Bac pro version Blanquer : une 1ère session chaotique avant une disparition programmée de cette voie de formation ?

Moins nombreux que l’an passé, les lycéen.nes de bac professionnel ont ouvert la session 2022 du baccalauréat. Ils et elles ont passé leurs premières épreuves écrites de français et d’histoire-géographie ce mardi 14 juin. La voie professionnelle a été un des sujets de la campagne présidentielle et pour une fois, sur quelques ondes, le sort des lycéen.nes a percé le silence médiatique habituel. Pourtant rien de comparable au buzz déclenché par l’épreuve de philosophie des élèves de la voie générale et technologique. 

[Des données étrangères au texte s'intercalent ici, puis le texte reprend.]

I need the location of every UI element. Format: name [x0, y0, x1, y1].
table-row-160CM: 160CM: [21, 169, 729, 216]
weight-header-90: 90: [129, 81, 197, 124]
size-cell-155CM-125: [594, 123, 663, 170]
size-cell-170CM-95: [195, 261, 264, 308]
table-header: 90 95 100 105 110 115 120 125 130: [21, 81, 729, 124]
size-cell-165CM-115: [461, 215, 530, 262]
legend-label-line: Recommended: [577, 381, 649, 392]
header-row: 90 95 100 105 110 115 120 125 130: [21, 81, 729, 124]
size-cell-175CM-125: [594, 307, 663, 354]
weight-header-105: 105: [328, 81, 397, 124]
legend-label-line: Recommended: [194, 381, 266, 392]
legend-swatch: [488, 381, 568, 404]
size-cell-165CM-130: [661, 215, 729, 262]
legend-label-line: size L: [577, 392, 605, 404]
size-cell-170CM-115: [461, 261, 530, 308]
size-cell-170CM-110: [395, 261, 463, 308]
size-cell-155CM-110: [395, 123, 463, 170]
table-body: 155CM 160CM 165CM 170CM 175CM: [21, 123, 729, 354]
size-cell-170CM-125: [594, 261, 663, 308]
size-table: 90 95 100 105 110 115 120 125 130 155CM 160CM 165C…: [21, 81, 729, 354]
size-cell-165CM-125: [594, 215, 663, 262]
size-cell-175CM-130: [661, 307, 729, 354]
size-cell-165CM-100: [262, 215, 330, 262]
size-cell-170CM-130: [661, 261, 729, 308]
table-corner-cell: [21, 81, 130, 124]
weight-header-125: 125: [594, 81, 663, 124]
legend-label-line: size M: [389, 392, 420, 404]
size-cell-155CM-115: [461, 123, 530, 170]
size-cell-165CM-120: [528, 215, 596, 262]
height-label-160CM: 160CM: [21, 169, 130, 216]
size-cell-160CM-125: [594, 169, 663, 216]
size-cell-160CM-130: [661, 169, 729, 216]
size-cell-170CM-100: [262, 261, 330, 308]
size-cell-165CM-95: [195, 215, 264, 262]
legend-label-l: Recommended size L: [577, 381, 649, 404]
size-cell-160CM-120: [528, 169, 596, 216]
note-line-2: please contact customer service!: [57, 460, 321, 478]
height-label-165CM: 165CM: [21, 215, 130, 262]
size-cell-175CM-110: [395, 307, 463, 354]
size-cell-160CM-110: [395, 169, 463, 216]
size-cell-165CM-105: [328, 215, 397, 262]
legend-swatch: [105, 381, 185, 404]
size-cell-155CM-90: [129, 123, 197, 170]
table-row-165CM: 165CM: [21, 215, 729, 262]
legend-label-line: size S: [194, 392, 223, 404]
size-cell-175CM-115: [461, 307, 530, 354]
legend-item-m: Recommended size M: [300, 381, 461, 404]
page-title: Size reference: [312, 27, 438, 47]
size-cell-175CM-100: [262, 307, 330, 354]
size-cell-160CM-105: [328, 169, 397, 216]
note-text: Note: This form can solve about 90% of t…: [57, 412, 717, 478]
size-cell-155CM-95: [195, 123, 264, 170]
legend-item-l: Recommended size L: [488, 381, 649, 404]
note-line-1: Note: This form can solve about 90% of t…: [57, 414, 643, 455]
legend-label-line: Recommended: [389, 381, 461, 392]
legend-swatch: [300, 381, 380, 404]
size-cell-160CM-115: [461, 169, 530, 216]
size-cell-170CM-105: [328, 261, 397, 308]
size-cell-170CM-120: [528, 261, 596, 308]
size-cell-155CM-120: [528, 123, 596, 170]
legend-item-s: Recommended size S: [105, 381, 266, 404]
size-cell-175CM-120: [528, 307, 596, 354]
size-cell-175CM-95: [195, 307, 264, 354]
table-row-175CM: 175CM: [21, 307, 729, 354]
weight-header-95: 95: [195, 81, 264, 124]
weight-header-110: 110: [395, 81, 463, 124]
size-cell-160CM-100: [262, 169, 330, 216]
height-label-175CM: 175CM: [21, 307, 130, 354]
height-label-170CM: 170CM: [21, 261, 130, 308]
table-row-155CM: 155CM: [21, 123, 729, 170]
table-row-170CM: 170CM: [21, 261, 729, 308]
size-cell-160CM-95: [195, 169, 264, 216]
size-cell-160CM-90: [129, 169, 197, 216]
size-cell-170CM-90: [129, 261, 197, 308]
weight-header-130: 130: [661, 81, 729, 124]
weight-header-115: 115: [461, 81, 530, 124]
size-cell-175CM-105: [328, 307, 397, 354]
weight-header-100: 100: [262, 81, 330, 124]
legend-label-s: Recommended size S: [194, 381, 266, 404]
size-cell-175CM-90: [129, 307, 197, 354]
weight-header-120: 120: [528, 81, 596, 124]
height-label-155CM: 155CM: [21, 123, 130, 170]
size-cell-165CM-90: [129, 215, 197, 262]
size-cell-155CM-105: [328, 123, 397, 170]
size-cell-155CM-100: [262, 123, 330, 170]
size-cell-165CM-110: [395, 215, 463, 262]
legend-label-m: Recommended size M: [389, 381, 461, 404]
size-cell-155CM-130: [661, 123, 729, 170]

La session 2022 du bac pro entérine la réforme de la voie professionnelle mise en place par l’ex-ministre Blanquer et combattue par la CGT Éduc’action. Cette année, les élèves n’ont bénéficié d’aucun aménagement pour leurs épreuves alors même qu’ils.elles ont vécu une année perturbée par la crise sanitaire. La seule concession aura été la reconduction des seuils minimaux des PFMP pour valider le diplôme préparé. Notre organisation dénonce une fin d’année qui aura été particulièrement marquée par l’improvisation, le manque d’harmonisation et in fine la désorganisation suite à la mise en place des épreuves orales du chef d’oeuvre, des CCF de langues et l’oral en entreprise que beaucoup de collègues et la CGT Éduc’action jugent inadapté. 

Les annonces de Macrons (doublement des PFMP pour les terminales, fermetures de formation considérées comme non-insérantes, attaque sur les diplômes au profit des compétences et développement inconditionnel de l’apprentissage) laissent augurer du démantèlement de la voie professionnelle sous statut scolaire. 

Pour les élèves des milieux populaires, majoritairement accueilli.es dans nos LP, nous considérons au contraire qu’il est impératif de renforcer cette voie de formation dans le service public d’Éducation et de lui donner de toute urgence, tous les moyens que nous estimons nécessaires pour la réussite de toutes et tous.